The volume shows some signs of having been rushed to publication. Minor but frustrating infelicities spotted by this reader: an unexplained manuscript siglum L1 (51); “Mari of Qarrath” (66, 306), but “Mari of Qāra (?)” (247); a confusing suggestion that a Syriac author would have known Rufinus's Latin Church History (102); Neapolis described as “just 7 km from Jerusalem” (127); the use of multiple different Syriac transcription systems. More significant is the omission of any discussion of the manuscripts of the text; for this, one must consult Palmer's article “Editing a Syriac Hagiography: The Life of Barṣawmo the Northerner” (in Syrische Studien: Beiträge zum 8. Deutschen Syrologie-Symposium in Salzburg 2014, ed. Dietmar W. Winkler, Vienna: Lit, 2016, 89–108), which is not cited in this volume's bibliography.

It should be noted that Palmer's translation was also published independently in 2020, as volume 61 in the same series (The Life of the Syrian Saint Barsauma: Eulogy of a Hero of the Resistance to the Council of Chalcedon), with the same annotations but a different introduction by Palmer himself. Here he presents his own codicologically informed theory of the text's redaction—rather different from Menze's cautious proposal in the volume reviewed here (9–10). Presumably a laudable desire to make the translation available as an inexpensive paperback lies behind this decision, but it is unfortunate and somewhat confusing that neither volume contains any reference to the other (except in the series’ title lists included in their respective frontmatter).

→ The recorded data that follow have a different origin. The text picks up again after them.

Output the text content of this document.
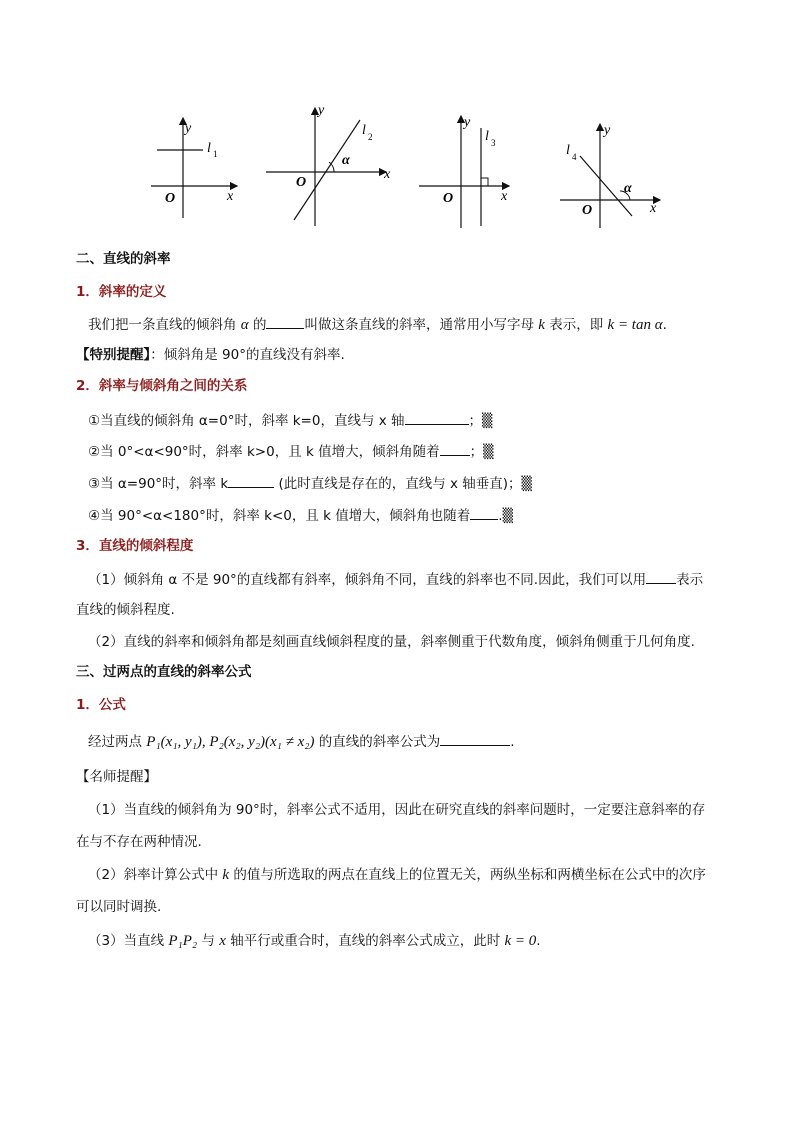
y
x
O
l 1
y
x
O
l 2
α
y
x
O
l 3
y
x
O
l 4
α
二、直线的斜率
1．斜率的定义
我们把一条直线的倾斜角 α 的	叫做这条直线的斜率，通常用小写字母 k 表示，即 k = tan α.
【特别提醒】：倾斜角是 90°的直线没有斜率.
2．斜率与倾斜角之间的关系
①当直线的倾斜角 α=0°时，斜率 k=0，直线与 x 轴	；▒
②当 0°<α<90°时，斜率 k>0，且 k 值增大，倾斜角随着 ；▒
③当 α=90°时，斜率 k	(此时直线是存在的，直线与 x 轴垂直)；▒
④当 90°<α<180°时，斜率 k<0，且 k 值增大，倾斜角也随着 .▒
3．直线的倾斜程度
（1）倾斜角 α 不是 90°的直线都有斜率，倾斜角不同，直线的斜率也不同.因此，我们可以用 表示
直线的倾斜程度.
（2）直线的斜率和倾斜角都是刻画直线倾斜程度的量，斜率侧重于代数角度，倾斜角侧重于几何角度.
三、过两点的直线的斜率公式
1．公式
经过两点 P₁(x₁, y₁), P₂(x₂, y₂)(x₁ ≠ x₂) 的直线的斜率公式为	.
【名师提醒】
（1）当直线的倾斜角为 90°时，斜率公式不适用，因此在研究直线的斜率问题时，一定要注意斜率的存
在与不存在两种情况.
（2）斜率计算公式中 k 的值与所选取的两点在直线上的位置无关，两纵坐标和两横坐标在公式中的次序
可以同时调换.
（3）当直线 P₁P₂ 与 x 轴平行或重合时，直线的斜率公式成立，此时 k = 0.
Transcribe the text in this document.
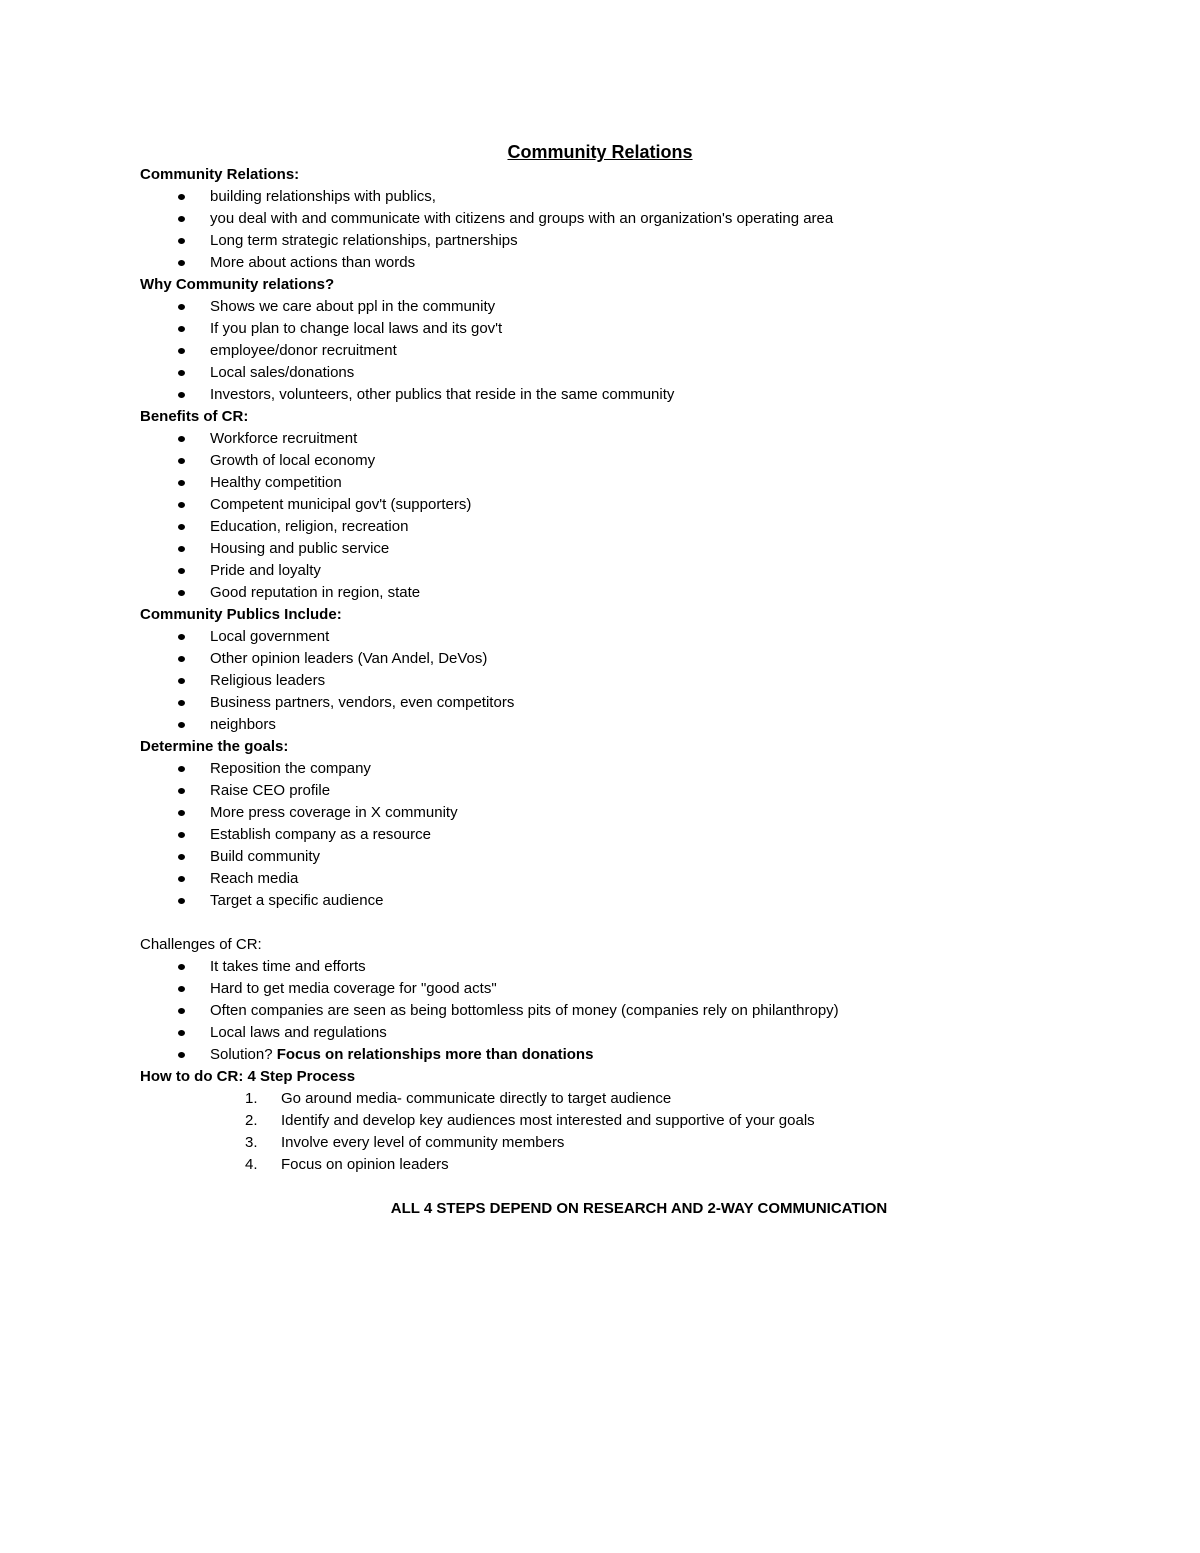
Community Relations
Community Relations:
building relationships with publics,
you deal with and communicate with citizens and groups with an organization's operating area
Long term strategic relationships, partnerships
More about actions than words
Why Community relations?
Shows we care about ppl in the community
If you plan to change local laws and its gov't
employee/donor recruitment
Local sales/donations
Investors, volunteers, other publics that reside in the same community
Benefits of CR:
Workforce recruitment
Growth of local economy
Healthy competition
Competent municipal gov't (supporters)
Education, religion, recreation
Housing and public service
Pride and loyalty
Good reputation in region, state
Community Publics Include:
Local government
Other opinion leaders (Van Andel, DeVos)
Religious leaders
Business partners, vendors, even competitors
neighbors
Determine the goals:
Reposition the company
Raise CEO profile
More press coverage in X community
Establish company as a resource
Build community
Reach media
Target a specific audience
Challenges of CR:
It takes time and efforts
Hard to get media coverage for "good acts"
Often companies are seen as being bottomless pits of money (companies rely on philanthropy)
Local laws and regulations
Solution? Focus on relationships more than donations
How to do CR: 4 Step Process
1. Go around media- communicate directly to target audience
2. Identify and develop key audiences most interested and supportive of your goals
3. Involve every level of community members
4. Focus on opinion leaders
ALL 4 STEPS DEPEND ON RESEARCH AND 2-WAY COMMUNICATION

These criticisms, however, should not be taken as diminishing the value of the volume's contribution as a whole, but rather as a rebuke to the institutional structures of academia that continue to prioritize quantity over quality in published research. The editors and contributors have together made a long-neglected text, of great interest to students of late antiquity, church history, and Jewish-Christian relations, available to a broad scholarly audience; they have done excellent work placing the Life of Barsauma in its Sitz im Leben and dispelling some of the false impressions created by past scholarship based on partial access to the text. They are to be commended for their efforts.